Speaking of stomaching the language, Black's routine includes his reflections on being asked to be the keynote at the Congressional Correspondents Dinner. After reluctantly agreeing to accept the invitation, "because my parents made me," Black receives the instruction that he cannot use bad language in his routine for that event. (Just to give you an idea of how well-seasoned his work usually is, Black had to switch venues for this HBO Special away from the Kennedy Center because upon review of his last special, the Kennedy Center was troubled that he used the f-word 42 times). Black was astounded that the leaders of our country would be so sensitive that they could not handle "bad language." "The man who declared to the world's terrorists to 'bring it on,' which, by the way, was the single-most stupid public statement ever made," Black rails about the president, "is too delicate to hear 'bad language?'" Switching into a groveling tone, he mocks, "Why didn't he just say 'poopy'? Why didn't he just say 'poopy'?!"

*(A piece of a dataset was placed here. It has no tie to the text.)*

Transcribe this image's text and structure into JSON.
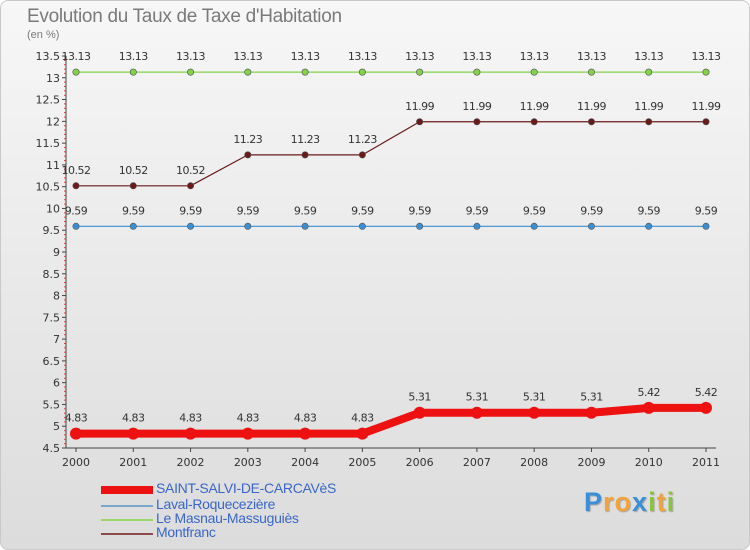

Black takes issue that in today's world there is any such thing as 'bad language.' He suggests it's our only alternative to physical violence when faced with the frustrations and rage at our world's injustices. His point, I think, is that the bourgeois love of all things decent all too often glosses over what is most indecent about our world.
While I don't entirely agree with him on this count, I do think he makes an excellent point in this case. While I believe language carries the power to shape the world--so that in some sense it can be equally as violent as any physical action--I think he is right, absolutely right, to expose the hypocricy of our "decent" ruling class.